Doña Inés
Miré si la conoceré que sé que cuando lea esta carta se va a enojar un poco conmigo. Pero por favor no lo haga, no pierda energía en eso. Se lo digo yo, que bastante sé de enojo. Usted sabe lo que he sufrido por eso durante tanto tiempo. ¿Recuerda cuando llegué a su casa? Era una niña temerosa y míreme ahora, enfermera del Garrahan.
Si llegué hasta acá fue por usted. Se lo he dicho el día que dejé de trabajar en su casa. Porque usted fue mi única familia, mi hogar tan lejos de mi Cochabamba querida.
Me enteré por la peluquera que hace un tiempito que no quiere salir de la cama, que anda medio tristona y sin ganas.
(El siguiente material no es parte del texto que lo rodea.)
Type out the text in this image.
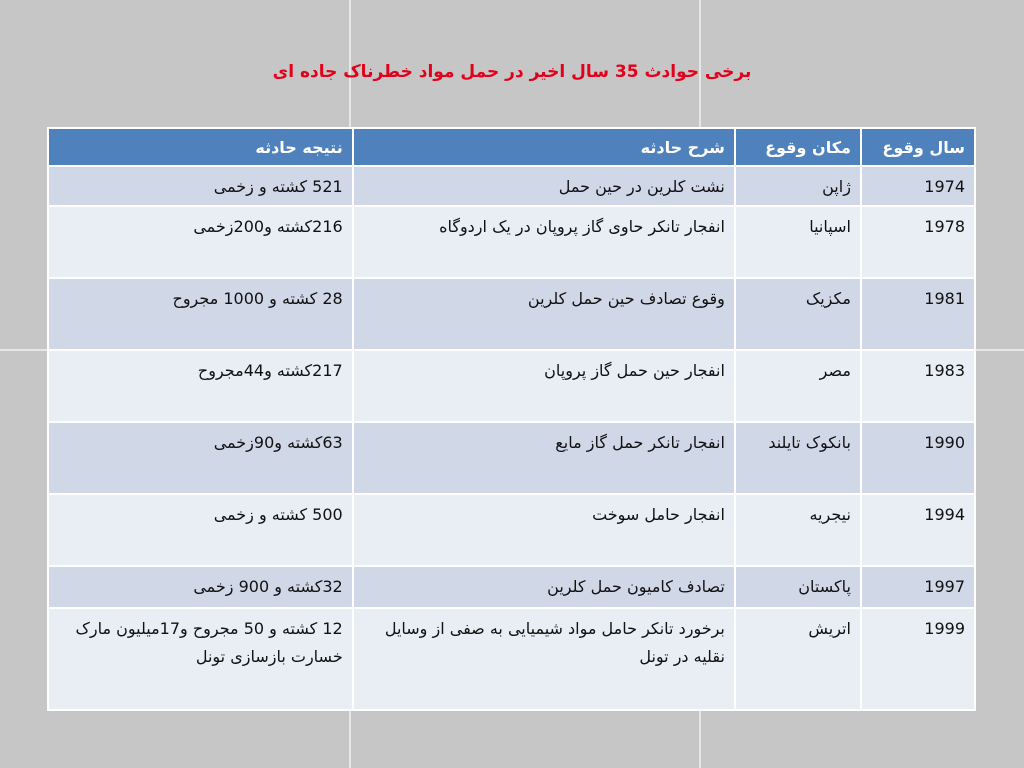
برخی حوادث 35 سال اخیر در حمل مواد خطرناک جاده ای
سال وقوع	مکان وقوع	شرح حادثه	نتیجه حادثه
1974	ژاپن	نشت کلرین در حین حمل	521 کشته و زخمی
1978	اسپانیا	انفجار تانکر حاوی گاز پروپان در یک اردوگاه	216کشته و200زخمی
1981	مکزیک	وقوع تصادف حین حمل کلرین	28 کشته و 1000 مجروح
1983	مصر	انفجار حین حمل گاز پروپان	217کشته و44مجروح
1990	بانکوک تایلند	انفجار تانکر حمل گاز مایع	63کشته و90زخمی
1994	نیجریه	انفجار حامل سوخت	500 کشته و زخمی
1997	پاکستان	تصادف کامیون حمل کلرین	32کشته و 900 زخمی
1999	اتریش	برخورد تانکر حامل مواد شیمیایی به صفی از وسایل نقلیه در تونل	12 کشته و 50 مجروح و17میلیون مارک خسارت بازسازی تونل
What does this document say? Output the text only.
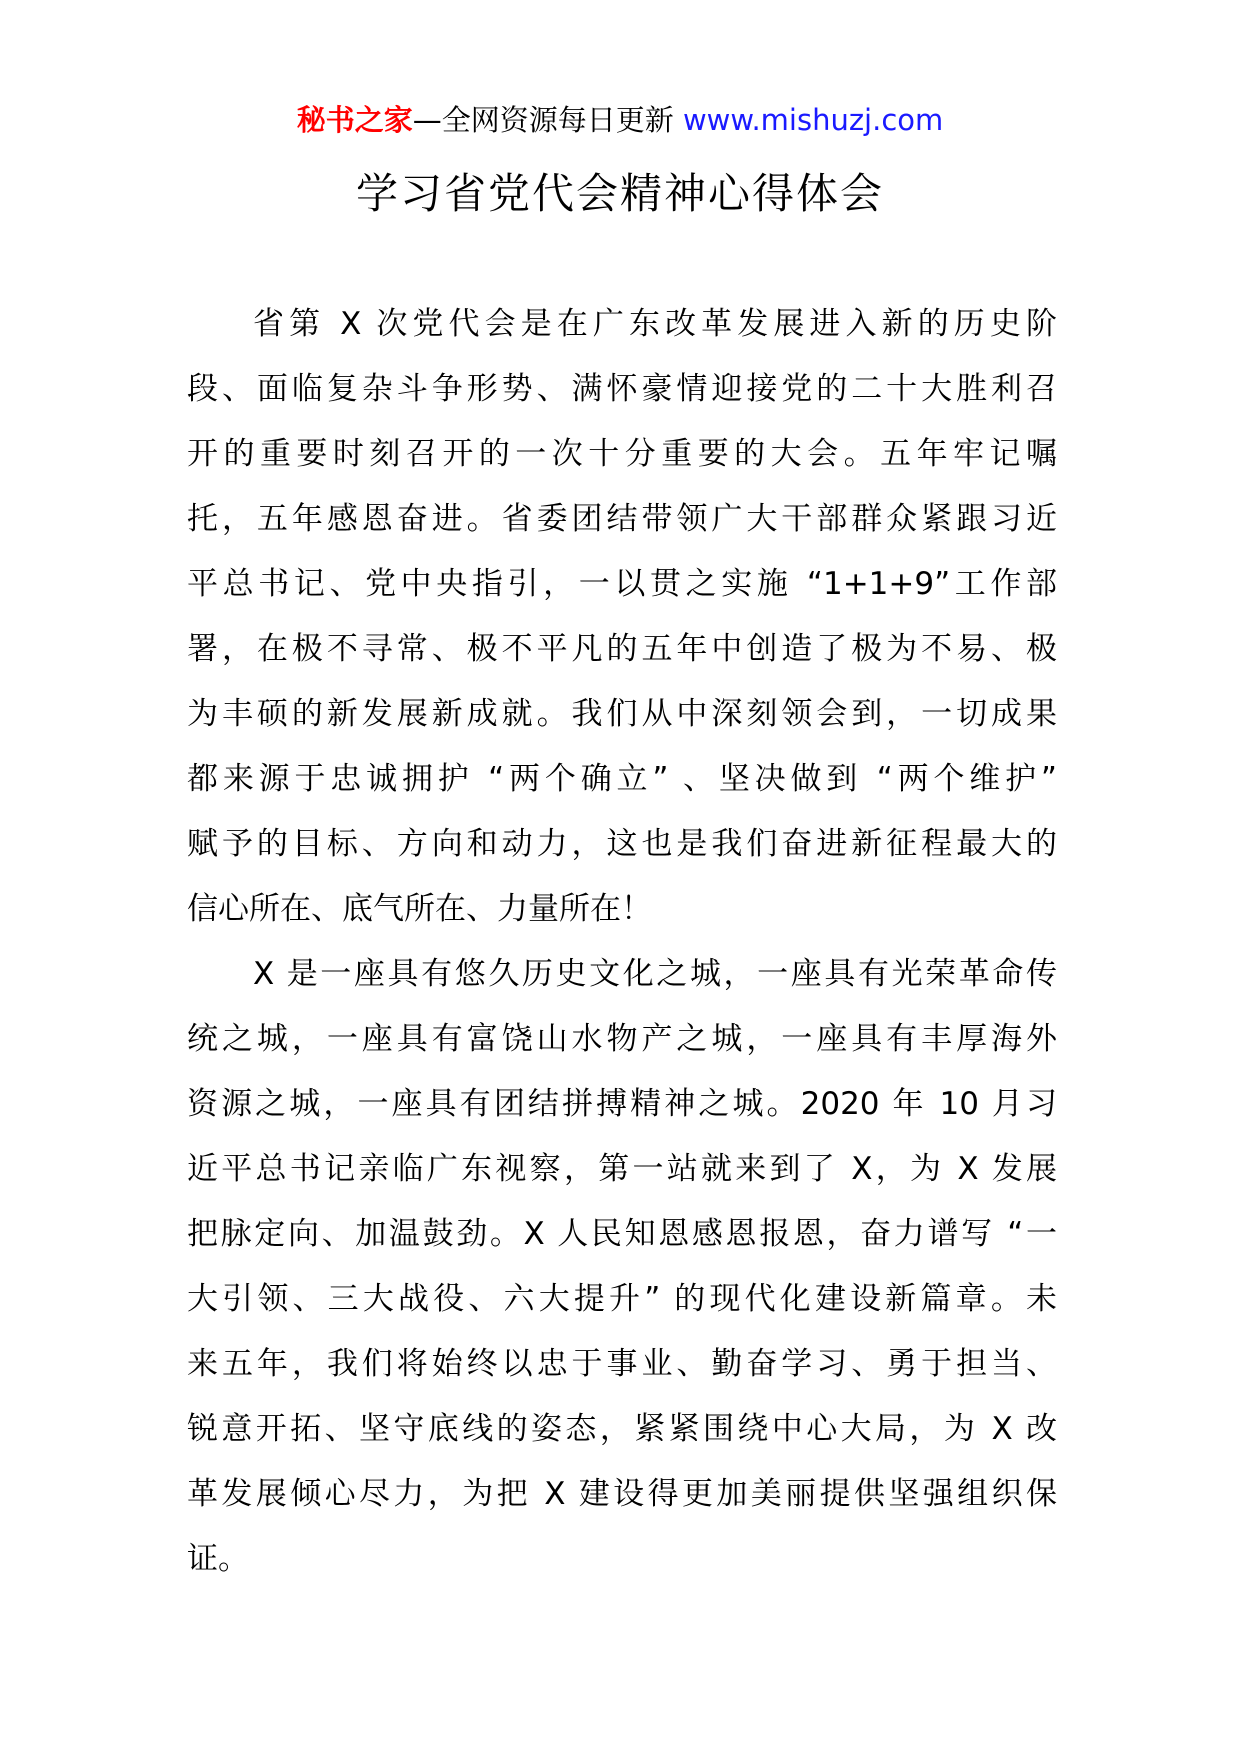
秘书之家—全网资源每日更新 www.mishuzj.com
学习省党代会精神心得体会
省第 X 次党代会是在广东改革发展进入新的历史阶
段、面临复杂斗争形势、满怀豪情迎接党的二十大胜利召
开的重要时刻召开的一次十分重要的大会。五年牢记嘱
托，五年感恩奋进。省委团结带领广大干部群众紧跟习近
平总书记、党中央指引，一以贯之实施 “1+1+9”工作部
署，在极不寻常、极不平凡的五年中创造了极为不易、极
为丰硕的新发展新成就。我们从中深刻领会到，一切成果
都来源于忠诚拥护 “两个确立” 、坚决做到 “两个维护”
赋予的目标、方向和动力，这也是我们奋进新征程最大的
信心所在、底气所在、力量所在！
X 是一座具有悠久历史文化之城，一座具有光荣革命传
统之城，一座具有富饶山水物产之城，一座具有丰厚海外
资源之城，一座具有团结拼搏精神之城。2020 年 10 月习
近平总书记亲临广东视察，第一站就来到了 X，为 X 发展
把脉定向、加温鼓劲。X 人民知恩感恩报恩，奋力谱写 “一
大引领、三大战役、六大提升” 的现代化建设新篇章。未
来五年，我们将始终以忠于事业、勤奋学习、勇于担当、
锐意开拓、坚守底线的姿态，紧紧围绕中心大局，为 X 改
革发展倾心尽力，为把 X 建设得更加美丽提供坚强组织保
证。
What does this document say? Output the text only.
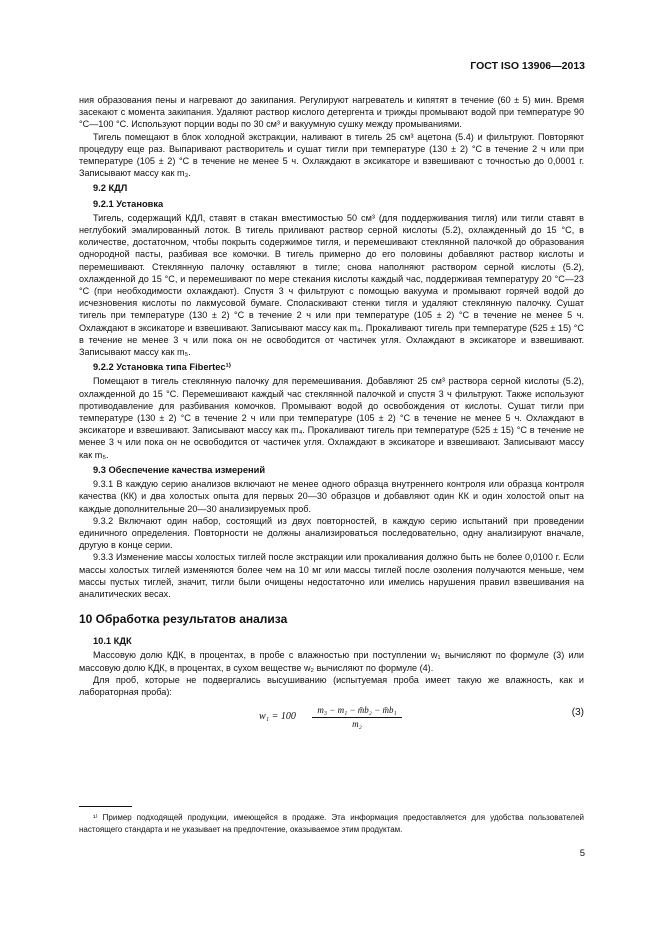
ГОСТ ISO 13906—2013

ния образования пены и нагревают до закипания. Регулируют нагреватель и кипятят в течение (60 ± 5) мин. Время засекают с момента закипания. Удаляют раствор кислого детергента и трижды промывают водой при температуре 90 °С—100 °С. Используют порции воды по 30 см³ и вакуумную сушку между промываниями.

Тигель помещают в блок холодной экстракции, наливают в тигель 25 см³ ацетона (5.4) и фильтруют. Повторяют процедуру еще раз. Выпаривают растворитель и сушат тигли при температуре (130 ± 2) °С в течение 2 ч или при температуре (105 ± 2) °С в течение не менее 5 ч. Охлаждают в эксикаторе и взвешивают с точностью до 0,0001 г. Записывают массу как m₃.

9.2 КДЛ

9.2.1 Установка

Тигель, содержащий КДЛ, ставят в стакан вместимостью 50 см³ (для поддерживания тигля) или тигли ставят в неглубокий эмалированный лоток. В тигель приливают раствор серной кислоты (5.2), охлажденный до 15 °С, в количестве, достаточном, чтобы покрыть содержимое тигля, и перемешивают стеклянной палочкой до образования однородной пасты, разбивая все комочки. В тигель примерно до его половины добавляют раствор кислоты и перемешивают. Стеклянную палочку оставляют в тигле; снова наполняют раствором серной кислоты (5.2), охлажденной до 15 °С, и перемешивают по мере стекания кислоты каждый час, поддерживая температуру 20 °С—23 °С (при необходимости охлаждают). Спустя 3 ч фильтруют с помощью вакуума и промывают горячей водой до исчезновения кислоты по лакмусовой бумаге. Споласкивают стенки тигля и удаляют стеклянную палочку. Сушат тигель при температуре (130 ± 2) °С в течение 2 ч или при температуре (105 ± 2) °С в течение не менее 5 ч. Охлаждают в эксикаторе и взвешивают. Записывают массу как m₄. Прокаливают тигель при температуре (525 ± 15) °С в течение не менее 3 ч или пока он не освободится от частичек угля. Охлаждают в эксикаторе и взвешивают. Записывают массу как m₅.

9.2.2 Установка типа Fibertec¹⁾

Помещают в тигель стеклянную палочку для перемешивания. Добавляют 25 см³ раствора серной кислоты (5.2), охлажденной до 15 °С. Перемешивают каждый час стеклянной палочкой и спустя 3 ч фильтруют. Также используют противодавление для разбивания комочков. Промывают водой до освобождения от кислоты. Сушат тигли при температуре (130 ± 2) °С в течение 2 ч или при температуре (105 ± 2) °С в течение не менее 5 ч. Охлаждают в эксикаторе и взвешивают. Записывают массу как m₄. Прокаливают тигель при температуре (525 ± 15) °С в течение не менее 3 ч или пока он не освободится от частичек угля. Охлаждают в эксикаторе и взвешивают. Записывают массу как m₅.

9.3 Обеспечение качества измерений

9.3.1 В каждую серию анализов включают не менее одного образца внутреннего контроля или образца контроля качества (КК) и два холостых опыта для первых 20—30 образцов и добавляют один КК и один холостой опыт на каждые дополнительные 20—30 анализируемых проб.

9.3.2 Включают один набор, состоящий из двух повторностей, в каждую серию испытаний при проведении единичного определения. Повторности не должны анализироваться последовательно, одну анализируют вначале, другую в конце серии.

9.3.3 Изменение массы холостых тиглей после экстракции или прокаливания должно быть не более 0,0100 г. Если массы холостых тиглей изменяются более чем на 10 мг или массы тиглей после озоления получаются меньше, чем массы пустых тиглей, значит, тигли были очищены недостаточно или имелись нарушения правил взвешивания на аналитических весах.

10 Обработка результатов анализа

10.1 КДК

Массовую долю КДК, в процентах, в пробе с влажностью при поступлении w₁ вычисляют по формуле (3) или массовую долю КДК, в процентах, в сухом веществе w₂ вычисляют по формуле (4).

Для проб, которые не подвергались высушиванию (испытуемая проба имеет такую же влажность, как и лабораторная проба):

$w_1 = 100 \frac{\text{m₃ − m₁ − m̄b₂ − m̄b₁}}{\text{m₂}}$	(3)
¹⁾ Пример подходящей продукции, имеющейся в продаже. Эта информация предоставляется для удобства пользователей настоящего стандарта и не указывает на предпочтение, оказываемое этим продуктам.
5
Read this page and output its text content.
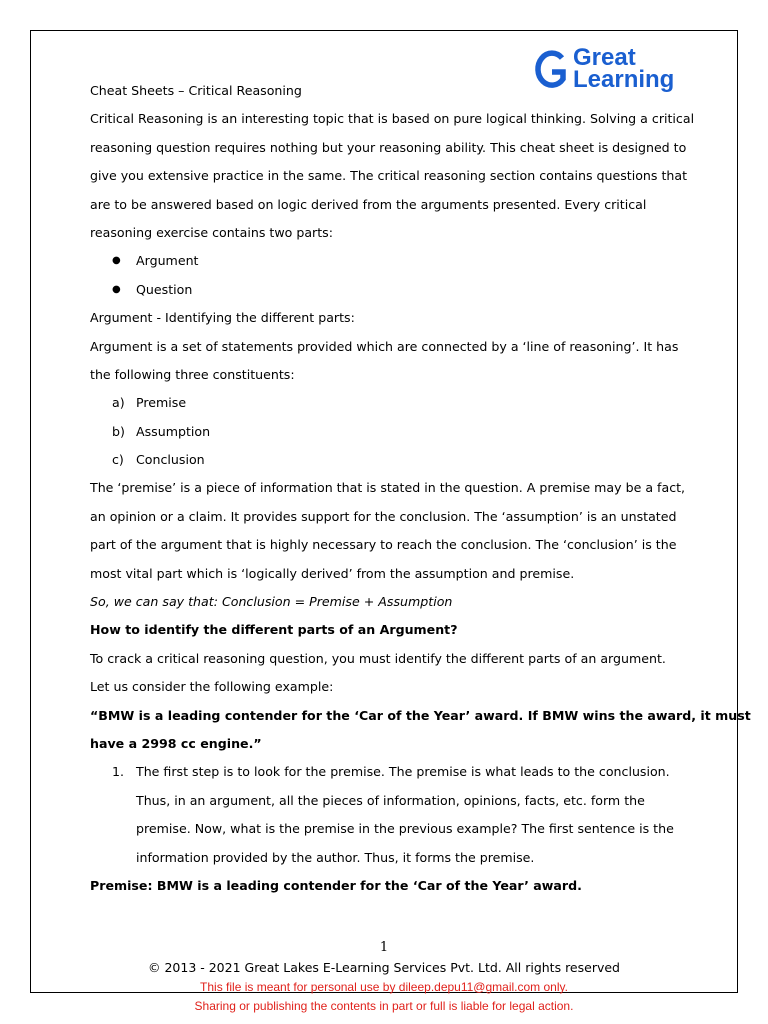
Great
Learning
Cheat Sheets – Critical Reasoning
Critical Reasoning is an interesting topic that is based on pure logical thinking. Solving a critical
reasoning question requires nothing but your reasoning ability. This cheat sheet is designed to
give you extensive practice in the same. The critical reasoning section contains questions that
are to be answered based on logic derived from the arguments presented. Every critical
reasoning exercise contains two parts:
● Argument
● Question
Argument - Identifying the different parts:
Argument is a set of statements provided which are connected by a ‘line of reasoning’. It has
the following three constituents:
a) Premise
b) Assumption
c) Conclusion
The ‘premise’ is a piece of information that is stated in the question. A premise may be a fact,
an opinion or a claim. It provides support for the conclusion. The ‘assumption’ is an unstated
part of the argument that is highly necessary to reach the conclusion. The ‘conclusion’ is the
most vital part which is ‘logically derived’ from the assumption and premise.
So, we can say that: Conclusion = Premise + Assumption
How to identify the different parts of an Argument?
To crack a critical reasoning question, you must identify the different parts of an argument.
Let us consider the following example:
“BMW is a leading contender for the ‘Car of the Year’ award. If BMW wins the award, it must
have a 2998 cc engine.”
1. The first step is to look for the premise. The premise is what leads to the conclusion.
Thus, in an argument, all the pieces of information, opinions, facts, etc. form the
premise. Now, what is the premise in the previous example? The first sentence is the
information provided by the author. Thus, it forms the premise.
Premise: BMW is a leading contender for the ‘Car of the Year’ award.
1
© 2013 - 2021 Great Lakes E-Learning Services Pvt. Ltd. All rights reserved
This file is meant for personal use by dileep.depu11@gmail.com only.
Sharing or publishing the contents in part or full is liable for legal action.
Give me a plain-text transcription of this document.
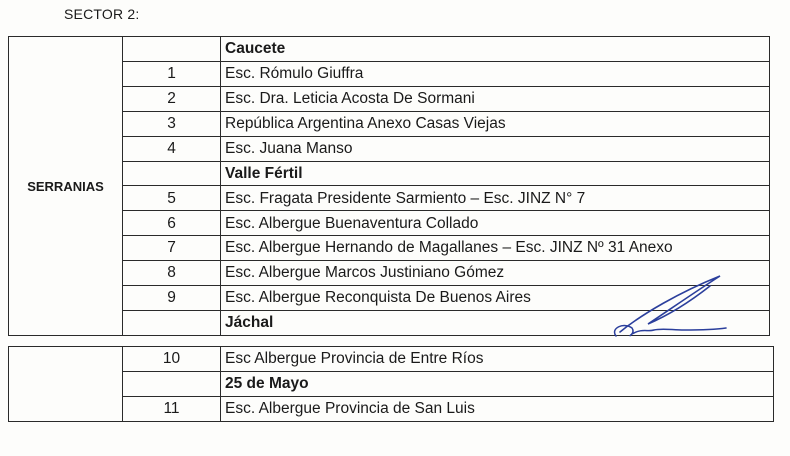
SECTOR 2:
SERRANIAS		Caucete
	1	Esc. Rómulo Giuffra
	2	Esc. Dra. Leticia Acosta De Sormani
	3	República Argentina Anexo Casas Viejas
	4	Esc. Juana Manso
		Valle Fértil
	5	Esc. Fragata Presidente Sarmiento – Esc. JINZ N° 7
	6	Esc. Albergue Buenaventura Collado
	7	Esc. Albergue Hernando de Magallanes – Esc. JINZ Nº 31 Anexo
	8	Esc. Albergue Marcos Justiniano Gómez
	9	Esc. Albergue Reconquista De Buenos Aires
		Jáchal
	10	Esc Albergue Provincia de Entre Ríos
		25 de Mayo
	11	Esc. Albergue Provincia de San Luis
No la rete a la pobre Juana que tanto se preocupa también por usted. Me apena muchísimo no tener tiempo para ir a visitarla, aunque me lo haré, se lo prometo.
Sé que tiene motivos para sentirse triste doña Inés, pero la cama no es buena consejera. A veces creemos que metiéndonos ahí los males desaparecerán, pero pasa todo lo contrario, se nos acurrucan, nos envuelven y cuando queremos salir, nos resulta imposible. Hay que seguir doña Inés, hay que seguir caminado la vida. Con el dolor a cuestas. Cada uno con su “aguayo” como allá en Bolivia. ¿Se acuerda cómo nos reíamos cada vez que yo le contaba todo lo que mi madre llevaba adentro?
Quiero que se levante doña Inés, que saque fuerzas de su interior, porque las tiene. Lo sé, he vivido con usted y sé por todo lo que ha pasado con su familia. Hemos llorado juntas infinidad de noches.
¿Sabe qué? Lo mejor que me ha pasado en la vida, es trabajar donde trabajo. Porque aquí uno dimensiona el dolor, se cuestiona la fe en Dios, se enfrenta a la injusticia y la sinrazón. Y créame doña Inés que no hay uno solo día que no me pregunte ¿por qué tanto dolor? Hasta que llega la respuesta: la sonrisa de un niño enfermo. Porque sólo su cuerpo lo está, su alma permanece sana. La fortaleza, la resiliencia de un niño supera todo lo que nosotros, creemos que no existe.
Le propongo un trato. Mientras espera mi visita, levántese de la cama, póngase a mirar las fotos viejas. Deben seguir guardadas en el arcón del altillo. Deténgase en las sonrisas. Busque fuerza allí doña Inés.
Me despido con todo el amor que supo regalarme y que se multiplicó en mí para trasmitirlo a los que más necesitan.